In response to this week’s live footage of the President of the United States declaring, on camera, that he is “The Chosen One,” friends reminded us of what the Scriptures say about such a man.
Specifically, Daniel 11: 36:
“The king will do as he pleases. He will exalt and magnify himself above every god and will say unheard-of things against the God of gods.”
And then, Acts 12:20-23:
“Now Herod was angry with the people of Tyre and Sidon; and they came to him in a body, and having persuaded Blastus, the king’s chamberlain, they asked for peace, because their country depended on the king’s country for food. On an appointed day Herod put on his royal robes, took his seat upon the throne, and made an oration to them. And the people shouted, ‘The voice of a god, and not of man!’ Immediately an angel of the Lord struck him, because he did not give God the glory; and he was eaten by worms and died.”
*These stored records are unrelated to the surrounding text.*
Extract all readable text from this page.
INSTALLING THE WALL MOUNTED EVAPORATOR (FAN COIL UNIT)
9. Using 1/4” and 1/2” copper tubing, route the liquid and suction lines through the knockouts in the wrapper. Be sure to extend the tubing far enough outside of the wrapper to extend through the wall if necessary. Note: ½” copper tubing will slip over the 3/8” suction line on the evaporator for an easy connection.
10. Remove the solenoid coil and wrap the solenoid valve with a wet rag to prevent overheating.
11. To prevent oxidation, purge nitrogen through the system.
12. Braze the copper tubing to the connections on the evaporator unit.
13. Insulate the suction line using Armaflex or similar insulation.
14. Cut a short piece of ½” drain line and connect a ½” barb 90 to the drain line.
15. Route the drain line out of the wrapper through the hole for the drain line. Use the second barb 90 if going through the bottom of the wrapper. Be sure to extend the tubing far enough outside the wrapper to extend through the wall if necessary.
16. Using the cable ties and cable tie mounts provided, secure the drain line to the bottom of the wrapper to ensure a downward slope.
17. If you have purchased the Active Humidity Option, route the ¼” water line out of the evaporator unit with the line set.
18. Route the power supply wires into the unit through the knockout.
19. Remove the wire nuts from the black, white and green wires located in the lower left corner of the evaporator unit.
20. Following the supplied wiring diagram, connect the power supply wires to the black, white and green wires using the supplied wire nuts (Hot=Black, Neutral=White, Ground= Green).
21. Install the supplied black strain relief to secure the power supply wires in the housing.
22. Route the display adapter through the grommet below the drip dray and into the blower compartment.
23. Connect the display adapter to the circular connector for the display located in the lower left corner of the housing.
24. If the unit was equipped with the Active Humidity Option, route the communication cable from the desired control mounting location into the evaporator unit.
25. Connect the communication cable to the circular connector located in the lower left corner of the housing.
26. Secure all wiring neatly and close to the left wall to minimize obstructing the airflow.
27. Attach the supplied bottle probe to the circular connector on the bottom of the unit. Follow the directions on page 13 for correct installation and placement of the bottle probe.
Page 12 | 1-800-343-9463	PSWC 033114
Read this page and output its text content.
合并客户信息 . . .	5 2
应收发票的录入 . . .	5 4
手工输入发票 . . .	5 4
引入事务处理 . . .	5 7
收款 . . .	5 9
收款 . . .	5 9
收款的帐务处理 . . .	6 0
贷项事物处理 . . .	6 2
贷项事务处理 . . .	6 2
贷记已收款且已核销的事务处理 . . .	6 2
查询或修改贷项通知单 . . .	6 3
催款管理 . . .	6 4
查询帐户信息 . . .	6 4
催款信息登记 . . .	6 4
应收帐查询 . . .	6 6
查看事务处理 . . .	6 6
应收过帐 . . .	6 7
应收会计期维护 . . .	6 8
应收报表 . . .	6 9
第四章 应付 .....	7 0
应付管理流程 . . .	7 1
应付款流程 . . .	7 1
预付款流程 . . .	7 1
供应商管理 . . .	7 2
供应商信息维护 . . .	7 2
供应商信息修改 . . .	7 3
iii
Apocalypse Now is a story of a man who, overcome by the violence he had witnessed and the violence he had committed, could not bear the grief of it, and declared himself God in order to cope with it. That did not go well, and soon he began fantasizing about his own assassination. And another man, himself crumbling under the burden of humankind’s wrongdoing, took a step too far himself.
Thus, this movie increases my conviction that I must ground my identity in a different kingdom. I must find my identity among a different people. I must take the path of suffering saints who see this world, America and every other failing culture poisoned by its toxins — as a strange land in which we serve as embedded agents of love. As Tolkien asserted, human history is a story of decline due to human weakness. On our own, we cannot save the world — and if we try to do so by seizing power, we will awaken within ourselves the very monsters we seek to destroy. But the horrors of evil are horrifying only because we have been blessed, by something or someone, with a capacity for self-knowledge and a potential for understanding grace. We know that we are meant for something more than this. And if that’s true, then the hells we make in this world, like the one this movie depicts so vividly, are not all there is, and we, the authors of these horrors, do not get the last word.
That Coppola, in a madness of his own, could give craft such an eloquent lament in the midst of such chaos should give us hope. Even a man caught up in a current of madness can become a conduit for truth, capturing “the horror” in a vision of terrible beauty that might provide a cautionary nightmare. It might remind us, even in revealing the cancer of sin, that this is all part of a song — one full of evils and folly and loss — and yet, that song is meaningful, meant to turn our hearts away from folly… and toward… what, exactly? That is the question.